Initially, we were doing all this work in the lab with research devices, so we were using the adaptive technology on patients only for short periods of time at once. I was working with Medtronic on a feasibility study that would tentatively take it a bit further, but then they found out the regulatory bodies in the U.S., Canada and Europe were all on board with getting this out to patients. So the company shut down the feasibility plan and went straight to a full international trial where we sent people home for 30 days with the device, brought them back, then sent them home for another 30 days. That was the ADAPT-PD trial, published in JAMA Neurology last fall. We enrolled 68 patients, and the results were really encouraging. The trial showed that adaptive stimulation was safe and provided comparable symptom control to traditional stimulation — the key was proving it worked just as well while people were at home going about their daily lives.

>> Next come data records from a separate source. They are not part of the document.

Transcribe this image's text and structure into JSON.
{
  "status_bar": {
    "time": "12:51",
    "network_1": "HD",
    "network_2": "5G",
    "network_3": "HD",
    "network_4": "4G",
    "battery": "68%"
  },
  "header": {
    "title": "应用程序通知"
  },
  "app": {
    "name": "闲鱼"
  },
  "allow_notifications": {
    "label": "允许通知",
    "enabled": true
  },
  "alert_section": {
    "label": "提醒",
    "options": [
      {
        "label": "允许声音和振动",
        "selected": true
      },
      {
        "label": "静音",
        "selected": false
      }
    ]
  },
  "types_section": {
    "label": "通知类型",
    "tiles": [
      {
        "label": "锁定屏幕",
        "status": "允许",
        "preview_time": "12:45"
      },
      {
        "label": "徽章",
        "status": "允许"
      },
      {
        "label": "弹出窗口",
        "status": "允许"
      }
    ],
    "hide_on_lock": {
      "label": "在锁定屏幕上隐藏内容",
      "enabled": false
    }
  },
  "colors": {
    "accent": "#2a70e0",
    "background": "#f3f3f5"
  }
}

Where is it being used today?
It’s now approved in both the U.S. and Europe. Europe got approval earlier and really picked it up quickly — I heard from colleagues that some centers had multiple patients on it within weeks. In the U.S., it’s been available since the FDA approval in February 2025. Anyone with the Medtronic sensing-enabled system can now try it with their neurologist. It’s still early, but the adoption has been encouraging.
How has this impacted patients’ lives?
What I’m hearing from patients is this overall sense of feeling like their disease is being treated better. It’s hard for them to always pinpoint exactly why, but they report fewer side effects and more stability throughout the day. Some are noticing improvements in their most affected symptoms including tremors and sleep. The most telling thing is that 98% of patients who tried it in the trial chose to stay on it. That speaks to how well it’s working in people’s daily lives.
What’s next?
We’re just at the tip of the iceberg. We’re relying only on beta oscillations in these first adaptive devices, but there are other frequencies of brain signaling that we’re investigating now that might let us fine-tune and personalize brain stimulation even more. My lab is also moving into Parkinson’s and cognition — looking at new ways of stimulating the brain that could help with thinking and memory. There’s also potential for using this technology in other conditions like obsessive-compulsive disorder and depression. The key is that we’ve unlocked this door of having adaptive technology that uses brain signals to drive stimulation. That opens up a whole new world of research.
How does it feel to see this technology reach patients after two decades of work?
I tentatively predicted this would happen — that eventually residents and fellows would look at us in shock and say, “You what? You used to stimulate the brain without recording it?” But watching it become real has been joyful. We’ve gone from complex lab equipment to a system that’s just easy and normal; my students can pick up a tablet and intuitively figure out how to see a patient’s brain recordings and adjust the settings on a brain stimulator. Most importantly, this is out there in the world, helping people. That’s the best part.